Like: a little over twenty-four hours ago he had been shot in the left hand. At the moment he was thinking, in a sweaty, feverish way, that taking a bullet was a mere nuisance, a distraction, compared to what was waiting for him down this highway. What was waiting for him was Nina Pryce. His wife.
He shook his head. People like him and Nina shouldn’t get married.
They shouldn’t be allowed to breed.
And now she’d ditched their daughter with strangers in a motel in North Dakota. Goddamn sonofabitch Nina! What are you up to?
He’d lost the sugar-beet fields when he climbed out of the Red River Valley. Now he passed through a haze of strong-smelling clover and was into serious wheat. The fields stretched out to the horizon like a deep green comforter quilted with chrome yellow patches of canola and spashes of iridescent blue flax.
There was so much sky, he thought he could see ten thousand miles, clear past summer into fall, all the way to the chill breath of the first frost. Gunmetal on oatmeal on concrete. And no blue. No sun. Far to the north he saw a curtain of rain, a shudder that could be lightning. But far away. Well into Manitoba.
No sun since Friday. Saturday it had started to rain in Minnesota. Saturday…He blinked sweat, refocused. Saturday, which was yesterday…
Not now. Think of something else. He’d had heavy rain as he drove across Minnesota. It tapered off just past Grand Forks. He’d switched off the metronome slap of the wipers and opened the windows. Now he was sweating from more than the muggy air.

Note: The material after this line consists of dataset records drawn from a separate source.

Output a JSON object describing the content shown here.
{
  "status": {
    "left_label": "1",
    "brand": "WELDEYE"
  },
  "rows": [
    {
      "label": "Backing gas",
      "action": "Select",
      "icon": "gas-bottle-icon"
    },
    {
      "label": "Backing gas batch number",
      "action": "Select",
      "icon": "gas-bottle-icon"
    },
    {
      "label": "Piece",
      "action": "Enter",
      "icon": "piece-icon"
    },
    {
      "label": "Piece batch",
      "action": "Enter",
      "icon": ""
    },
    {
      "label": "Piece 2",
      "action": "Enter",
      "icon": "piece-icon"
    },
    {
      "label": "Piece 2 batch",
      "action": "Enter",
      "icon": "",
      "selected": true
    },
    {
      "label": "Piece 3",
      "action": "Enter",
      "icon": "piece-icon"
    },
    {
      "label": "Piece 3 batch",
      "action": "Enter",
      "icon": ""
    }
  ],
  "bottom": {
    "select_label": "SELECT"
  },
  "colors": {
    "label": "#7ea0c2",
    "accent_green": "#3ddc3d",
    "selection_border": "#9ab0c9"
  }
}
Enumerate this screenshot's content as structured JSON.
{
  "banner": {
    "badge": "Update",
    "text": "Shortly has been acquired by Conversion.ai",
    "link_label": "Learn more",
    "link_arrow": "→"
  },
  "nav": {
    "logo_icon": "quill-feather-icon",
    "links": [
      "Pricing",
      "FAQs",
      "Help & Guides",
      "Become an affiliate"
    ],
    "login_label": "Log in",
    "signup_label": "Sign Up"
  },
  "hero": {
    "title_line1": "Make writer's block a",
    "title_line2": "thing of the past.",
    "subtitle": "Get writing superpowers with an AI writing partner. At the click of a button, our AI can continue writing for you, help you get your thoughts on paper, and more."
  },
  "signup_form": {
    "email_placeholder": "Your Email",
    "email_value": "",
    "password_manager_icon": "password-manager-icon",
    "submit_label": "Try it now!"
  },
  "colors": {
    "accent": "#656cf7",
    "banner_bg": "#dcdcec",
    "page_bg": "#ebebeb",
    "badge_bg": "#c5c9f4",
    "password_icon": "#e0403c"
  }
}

Infection had set in in his left hand where the slug from the.38 had bit a chunk of meat from the heel of his palm. So Broker had been shot with an old-fashioned low-velocity full-metal-jacketed round. Through and through. Which was apt, because he tended to be an old-fashioned wood-and-steel kind of guy.
Another scar.
The bullet had missed the bones and ligaments and the big nerve. So the hand still worked. The wound had been treated at Lake View Emergency in Stillwater. Last night the bandage was crisp gauze and white adhesive. Now it was turning a wrinkled funky gray, coming loose, with a ragged cockade of stiff brown blood the size of a silver dollar in his palm. It throbbed like hell.
Broker had been doing a favor for a friend.
The friend was a sheriff. As it turned out, he knew too many sheriffs. And now he was on his way to meet another one.
Back in Minnesota, he’d agreed to a temporary stint as a special deputy to the Washington County Sheriff. The favor had resulted in a struggle for a gun and him getting shot. Yesterday, just before noon.
An hour before getting shot, at ten A.M. yesterday morning, Phil Broker had been sitting on the deck of Milt Dane’s river place sipping coffee. He had been house-sitting for Milt. Getting away to think. Rain clouds were rolling in to break a record heat wave.